Однако именно в это погожее воскресное утро командир отделения саперов Никанор Капитонов и капитан тральщика Бронислав Вернидуб ехали в санях с верхом, украшенных родовым гербом барона Нурденшёльда. Сани, запряженные тройкой соловых коней, мчались по живописной дороге, что бежала между холмами.
– Эх, словно на русской тройке катаемся, – вырвалось у Никанора, – только вот глянешь на этот пик и понимаешь сразу, что это не Россия.
– Отчего же, я в Ленинграде видел лютеранскую кирху, – спокойно сказал Бронислав.
Сани издали въехали на небольшой холм, и лютеранская кирха открылась их пассажирам во всей своей красе.
– У нас крестьяне, когда видели церковь, снимали шапки и крестились, – сказал Никанор.
– Может, и ты крест на себя наложишь? – ухмыльнулся краснофлотец.
– Если бы наша церковь стояла, перекрестился бы.

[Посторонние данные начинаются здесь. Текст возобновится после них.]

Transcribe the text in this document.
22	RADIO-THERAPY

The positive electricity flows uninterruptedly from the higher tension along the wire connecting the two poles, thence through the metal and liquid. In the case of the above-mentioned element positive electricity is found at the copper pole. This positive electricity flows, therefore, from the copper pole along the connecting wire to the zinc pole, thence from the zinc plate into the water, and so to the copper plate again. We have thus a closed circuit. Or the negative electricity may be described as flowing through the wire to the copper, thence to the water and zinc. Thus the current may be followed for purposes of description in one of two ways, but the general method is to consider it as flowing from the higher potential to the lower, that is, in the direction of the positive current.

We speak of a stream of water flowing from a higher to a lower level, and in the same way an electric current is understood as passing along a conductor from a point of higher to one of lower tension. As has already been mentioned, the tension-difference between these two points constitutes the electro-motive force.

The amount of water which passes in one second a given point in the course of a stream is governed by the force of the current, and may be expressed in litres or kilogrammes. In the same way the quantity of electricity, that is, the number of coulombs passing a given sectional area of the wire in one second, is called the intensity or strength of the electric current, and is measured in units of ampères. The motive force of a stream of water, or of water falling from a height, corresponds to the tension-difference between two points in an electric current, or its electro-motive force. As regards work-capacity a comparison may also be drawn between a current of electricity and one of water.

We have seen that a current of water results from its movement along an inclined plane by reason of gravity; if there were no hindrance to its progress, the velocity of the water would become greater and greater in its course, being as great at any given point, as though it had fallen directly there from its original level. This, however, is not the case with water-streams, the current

Управлял санной бричкой сам «хозяин». Статный человек лет тридцати пяти с синими глазами, ровным тонким носом и аккуратно подстриженными темно-русыми усами и острой бородкой. Мужчина сидел на козлах вместе со своей красавицей женой. У нее были темно-рыжие волосы, такие же, как у мужа, четко очерченные брови, зеленые глаза, вздернутый носик и алые пухлые губки. Одной рукой барон держал упряжь, а другой обнимал баронессу. Они были похожи на молодоженов, жадно смотрели вдаль, ловили свои мгновения счастья. Пушистый снег искрился на солнце, скрипел, морозный ветер развевал гриву коней и выступающие из-под вязаной белой шапочки с помпоном волосы «хозяйки».

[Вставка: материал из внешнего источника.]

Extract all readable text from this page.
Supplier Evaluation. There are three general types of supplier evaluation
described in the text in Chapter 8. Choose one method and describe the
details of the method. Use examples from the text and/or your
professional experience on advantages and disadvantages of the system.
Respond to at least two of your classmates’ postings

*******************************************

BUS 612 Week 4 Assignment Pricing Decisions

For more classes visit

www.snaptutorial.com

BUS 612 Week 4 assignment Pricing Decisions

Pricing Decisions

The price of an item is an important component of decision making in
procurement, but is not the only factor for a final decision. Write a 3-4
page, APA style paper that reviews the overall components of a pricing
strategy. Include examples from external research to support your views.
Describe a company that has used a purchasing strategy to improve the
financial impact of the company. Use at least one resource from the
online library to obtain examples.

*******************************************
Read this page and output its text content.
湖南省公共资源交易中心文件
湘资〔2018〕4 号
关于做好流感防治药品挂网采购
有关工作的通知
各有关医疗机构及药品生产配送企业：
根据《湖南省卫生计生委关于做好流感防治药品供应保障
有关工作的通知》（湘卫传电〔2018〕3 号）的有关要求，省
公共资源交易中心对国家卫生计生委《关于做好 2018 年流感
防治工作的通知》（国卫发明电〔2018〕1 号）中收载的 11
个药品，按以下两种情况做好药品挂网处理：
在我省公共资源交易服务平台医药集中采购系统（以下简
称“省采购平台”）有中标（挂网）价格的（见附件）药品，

Этой ночью барон Нурденшёльд проснулся от дикого скрежета и страшного завывания ветра. Этот жуткий звук продолжался минут пять, а затем все резко утихло, и барон Нурденшёльд, обняв свою молодую жену, вновь сладко заснул. А наутро он обнаружил, что у одного из подсобных строений наполовину сорвана крыша. Барон был отпрыском древнего скандинавского рода и разводил элитных лошадей. Это было его хобби. Слава богу, ночной ураган не тронул конюшню, но в поврежденном строении держали корм для его питомцев. И если срочно не починить крышу, а погода вдруг переменится, пойдет мокрый снег или резко потеплеет и пойдет дождь, то отборный овес может пропасть. А такие породистые скакуны, как у барона Нурденшёльда, не выдержат грубой пищи.

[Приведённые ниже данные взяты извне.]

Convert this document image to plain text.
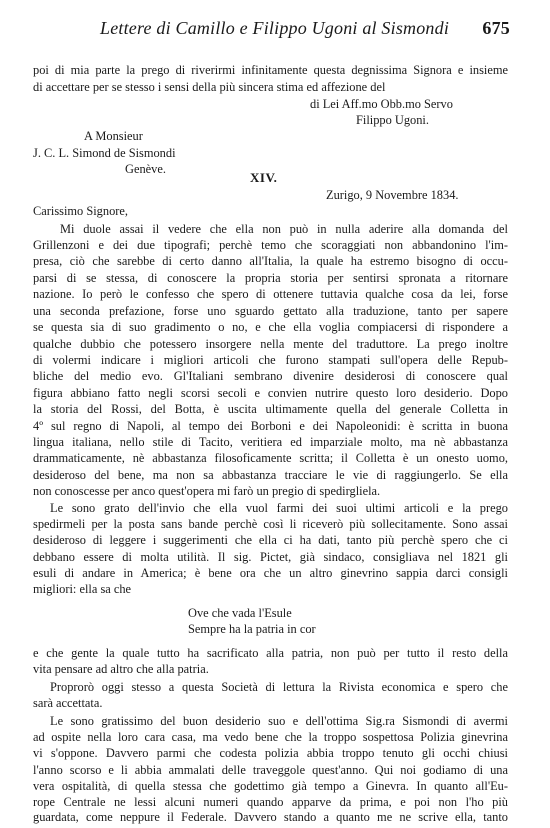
Lettere di Camillo e Filippo Ugoni al Sismondi 675
poi di mia parte la prego di riverirmi infinitamente questa degnissima Signora e insieme
di accettare per se stesso i sensi della più sincera stima ed affezione del
di Lei Aff.mo Obb.mo Servo
Filippo Ugoni.
A Monsieur
J. C. L. Simond de Sismondi
Genève.
XIV.
Zurigo, 9 Novembre 1834.
Carissimo Signore,
Mi duole assai il vedere che ella non può in nulla aderire alla domanda del
Grillenzoni e dei due tipografi; perchè temo che scoraggiati non abbandonino l'im-
presa, ciò che sarebbe di certo danno all'Italia, la quale ha estremo bisogno di occu-
parsi di se stessa, di conoscere la propria storia per sentirsi spronata a ritornare
nazione. Io però le confesso che spero di ottenere tuttavia qualche cosa da lei, forse
una seconda prefazione, forse uno sguardo gettato alla traduzione, tanto per sapere
se questa sia di suo gradimento o no, e che ella voglia compiacersi di rispondere a
qualche dubbio che potessero insorgere nella mente del traduttore. La prego inoltre
di volermi indicare i migliori articoli che furono stampati sull'opera delle Repub-
bliche del medio evo. Gl'Italiani sembrano divenire desiderosi di conoscere qual
figura abbiano fatto negli scorsi secoli e convien nutrire questo loro desiderio. Dopo
la storia del Rossi, del Botta, è uscita ultimamente quella del generale Colletta in
4º sul regno di Napoli, al tempo dei Borboni e dei Napoleonidi: è scritta in buona
lingua italiana, nello stile di Tacito, veritiera ed imparziale molto, ma nè abbastanza
drammaticamente, nè abbastanza filosoficamente scritta; il Colletta è un onesto uomo,
desideroso del bene, ma non sa abbastanza tracciare le vie di raggiungerlo. Se ella
non conoscesse per anco quest'opera mi farò un pregio di spedirgliela.
Le sono grato dell'invio che ella vuol farmi dei suoi ultimi articoli e la prego
spedirmeli per la posta sans bande perchè così li riceverò più sollecitamente. Sono assai
desideroso di leggere i suggerimenti che ella ci ha dati, tanto più perchè spero che ci
debbano essere di molta utilità. Il sig. Pictet, già sindaco, consigliava nel 1821 gli
esuli di andare in America; è bene ora che un altro ginevrino sappia darci consigli
migliori: ella sa che
Ove che vada l'Esule
Sempre ha la patria in cor
e che gente la quale tutto ha sacrificato alla patria, non può per tutto il resto della
vita pensare ad altro che alla patria.
Proprorò oggi stesso a questa Società di lettura la Rivista economica e spero che
sarà accettata.
Le sono gratissimo del buon desiderio suo e dell'ottima Sig.ra Sismondi di avermi
ad ospite nella loro cara casa, ma vedo bene che la troppo sospettosa Polizia ginevrina
vi s'oppone. Davvero parmi che codesta polizia abbia troppo tenuto gli occhi chiusi
l'anno scorso e li abbia ammalati delle traveggole quest'anno. Qui noi godiamo di una
vera ospitalità, di quella stessa che godettimo già tempo a Ginevra. In quanto all'Eu-
rope Centrale ne lessi alcuni numeri quando apparve da prima, e poi non l'ho più
guardata, come neppure il Federale. Davvero stando a quanto me ne scrive ella, tanto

Как и каждое воскресенье, семейная пара чинно выехала в кирху. А после службы барон и баронесса повернули к лагерю для военнопленных.
Желающих поработать распределял староста барака Пантелей Пудовкин. Старший охранник писал на бумажках цифры – сколько человек надо в ту или иную бригаду и фамилию заказчика, а Пудовкин, в свою очередь, подбирал команду и выпроваживал работников за двери. Военнопленные отдавали свою бумагу старшему охраннику, а тот делал отметку в журнале. Под отметкой красноармейцы ставили свою подпись, подтверждая тем самым, что не совершат побег и вернутся к вечерней поверке в лагерь. Затем желающих работать отводили к поджидавшему их «хозяину». Поначалу ему давали в помощь вооруженного солдата, а потом ограничились только лишь ведением журнала. Заказчик обязывался привести военнопленных лично, чтобы на обратном пути у военнопленных не возникало желания забраться кому-нибудь в дом. А вообще убежать с острова было нелегко, да и куда? В неприветливое зимнее море?
Этим утром Никанор проснулся от звона колокола. А вот завывания ветра за стенами барака слышно не было.
«Черт, такая погода, а сегодня воскресенье, – подумал он, – опять придется сидеть в четырех стенах».
– Склянки бьют, – зевая, проговорил Бронислав и, словно угадав мысли товарища, сказал: – Нам куковать в четырех стенах.
– Я все-таки подойду к Пудовкину, а вдруг «купцы» приедут.
Он быстро встал и направился к «буржуйке», где староста готовился к утренней поверке.
– Пантелей, – сказал Никанор, – если позовут на работу, я первый.
– А с какого это хрена ты первый? У меня список со вчерашнего дня ведется.
– Пантелей, ты же меня знаешь, в долгу не останусь, – криво улыбнулся Капитонов.
– Все рассчитываются, – отмахнулся Пудовкин.
– Все да не все, – Никанор с еле скрываемым раздражением протянул ему пять папирос.
Пудовкин достал из кармана серебряный портсигар и положил в него папиросы.
– Ты будешь третьим по счету.
– Только третьим?
– А что ты хотел, за пять сигарет тебя впереди всех?
– Ладно, – угрюмо сказал Никанор. – На вот тебе. Поджаришь на завтрак.
Капитонов знал, что любил Пудовкин, и протянул ему завернутый в бумагу кусок хлеба с салом. Как же Никанору было тяжело отдавать ценные продукты, но он прекрасно знал, что у хорошего хозяина можно взять больше.
Староста развернул сверток и посмотрел, чем его пытается подкупить Капитонов. Глаза Пудовкина заблестели.
– Ладно. Так уж и быть. Ты первый.
– И если сегодня «купцов» не будет, то завтра я тоже первый, учти.
– Ага… Это ты учти – только если кто-нибудь не перекупит очередь.
– Если перекупит, то я… – со злостью начал было Капитонов.
– Что ты? – Пантелей грозно из-под своих мохнатых бровей глянул на Никанора.
– Ничего.
И тут в дверь вошли вооруженные солдаты. В бараке включили свет на полную мощность.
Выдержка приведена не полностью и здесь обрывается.